Example: Encoding a Monotone Analysis

To solve data-flow problems using PhASAR, we need to define the followings:

  • Framework + Direction
  • Domain
  • Initialize
  • Transfer Function
  • Meet
  • Convergence Check

Let's encode reaching definitions using PhASAR!

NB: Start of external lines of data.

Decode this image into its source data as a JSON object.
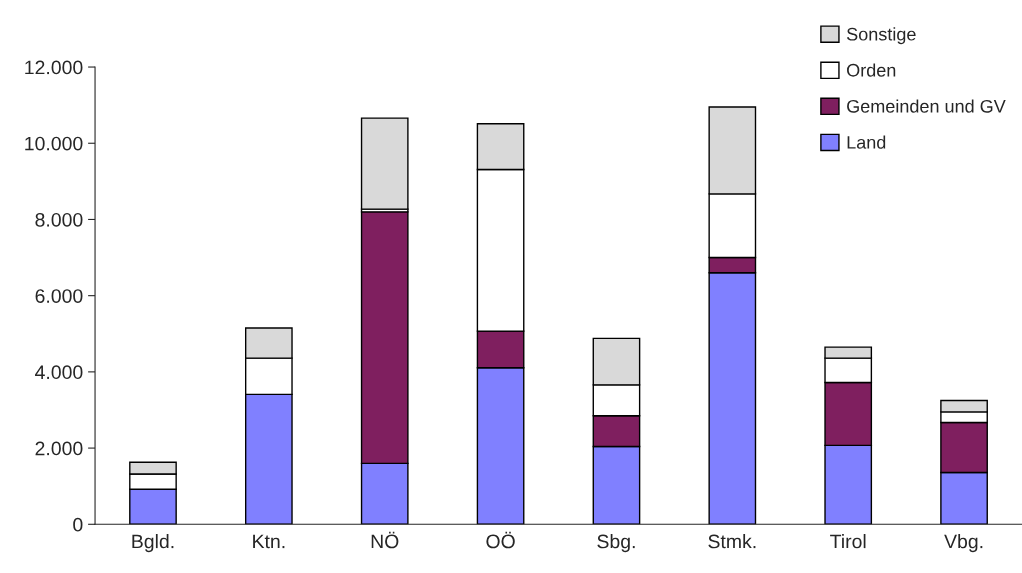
{
  "chart_data": {
    "type": "bar",
    "stacked": true,
    "categories": [
      "Bgld.",
      "Ktn.",
      "NÖ",
      "OÖ",
      "Sbg.",
      "Stmk.",
      "Tirol",
      "Vbg."
    ],
    "series": [
      {
        "name": "Land",
        "color": "#8080ff",
        "values": [
          920,
          3410,
          1600,
          4110,
          2040,
          6600,
          2070,
          1360
        ]
      },
      {
        "name": "Gemeinden und GV",
        "color": "#7f1f5f",
        "values": [
          0,
          0,
          6600,
          960,
          810,
          400,
          1650,
          1310
        ]
      },
      {
        "name": "Orden",
        "color": "#ffffff",
        "values": [
          400,
          950,
          70,
          4240,
          810,
          1670,
          640,
          280
        ]
      },
      {
        "name": "Sonstige",
        "color": "#d9d9d9",
        "values": [
          310,
          790,
          2390,
          1200,
          1220,
          2280,
          290,
          300
        ]
      }
    ],
    "ylim": [
      0,
      12000
    ],
    "yticks": [
      0,
      {
        "value": 2000,
        "label": "2.000"
      },
      {
        "value": 4000,
        "label": "4.000"
      },
      {
        "value": 6000,
        "label": "6.000"
      },
      {
        "value": 8000,
        "label": "8.000"
      },
      {
        "value": 10000,
        "label": "10.000"
      },
      {
        "value": 12000,
        "label": "12.000"
      }
    ],
    "grid": false,
    "legend": "top right"
  }
}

If you are interested in implementation, see here.

Framework + Direction

  • Framework: Intra-procedural Monotone Framework
    • The simplest framework
  • Direction: Forward
1
2
3
class ReachingDefinitions : public IntraMonoProblem<Domain> {
  // implement some functions here
};

Domain

  • Data-Flow Value (Fact): Assignment(Store) Instruction
    • Collect definition statements.
  • Node N: Single Instruction
    • Compute data-flow values for each statement.
1
2
3
4
5
6
7
8
struct ReachingDefinitionsDomain : public LLVMAnalysisDomainDefault {
  // Data-flow fact
  using d_t = const llvm::StoreInst *;
  using mono_container_t = BitVectorSet<d_t>;
  
  // Node N
  using n_t = const llvm::Instruction *;
};

Initialize

  • Initialize: \( \phi \)
    • There are no definitions at the start.
1
2
3
4
map<n_t, mono_container_t>
initialSeeds() {
  return {};
}

Transfer Function

  • Transfer Function: \( gen \cup ( x - kill ) \)
    • gen: a new definition statement
    • kill: old statements that are assigned to the same variable as gen
1
2
3
4
5
6
7
8
9
10
11
12
13
14
mono_container_t normalFlow(n_t inst, mono_container_t in) {
  mono_container_t out = in;
  if (inst is StoreInst) {
    // kill
    for (def : out) {
      if (inst.targetOperand == def.targetOperand)
        out.erase(def);
    }
    
    // gen
    out.insert(inst);
  }
  return out;
}

Meet Operator

  • Meet Operator: \( \cup \)
1
2
3
mono_container_t merge(mono_container_t lhs, mono_container_t rhs) {
  return lhs.setUnion(rhs);
}

Convergence Check

  • Check whether data-flow values are changed
1
2
3
bool equal_to(mono_container_t lhs, mono_container_t rhs) {
  return lhs == rhs;
}

Analysis Result

Encoding Complete!!

Analyzing the example code, we obtain the following results.

1
2
3
4
5
6
7
8
9
10
11
int x, y, z;
x = 100;
x = 200;
y = 300;
if (...) {
  y = 400;
  z = 500;
} else {
  y = 600;
  z = 700;
}
OUT[L.4]
3: x = 200
4: y = 300
OUT[L.7]
3: x = 200
6: y = 400
7: z = 500
OUT[L.10]
3:  x = 200
9:  y = 600
10: z = 700
OUT[L.11]
3:  x = 200
6:  y = 400
7:  z = 500
9:  y = 600
10: z = 700

Evaluation

Scalability

Perform the following analyses on real programs:
  • Trivial Analysis
    • Framework: IFDS/IDE
    • Data-flow fact: Tautological fact
    • Baseline analysis for IFDS/IDE
  • Taint Analysis
    • Framework: IFDS/IDE
    • Data-flow fact: Tainted values
    • provide PhASAR's IFDS/IDE analysis is scalable
Program kLOC Stmts Ptrs Allocs Total Time[s]
(Trivial / Taint)
wc 132 63166 10644 396 2/13
ls 152 71712 13200 438 4/5
cat 130 62588 10584 391 2/3
cp 141 64097 11722 443 3/792
whoami 129 61860 10433 389 2/2
dd 137 65287 11150 408 2/40
fold 130 62201 10509 390 2/2
join 134 64196 11042 402 2/2
kill 130 62304 10527 394 2/2
uniq 131 62663 10650 396 2/2
MPT 3514 1351735 755567 176540 458/379
PhASAR 3554 1368297 763796 178486 1064/993

Results of experiments: PhASAR is capable of analyzing even a million-line program within minutes.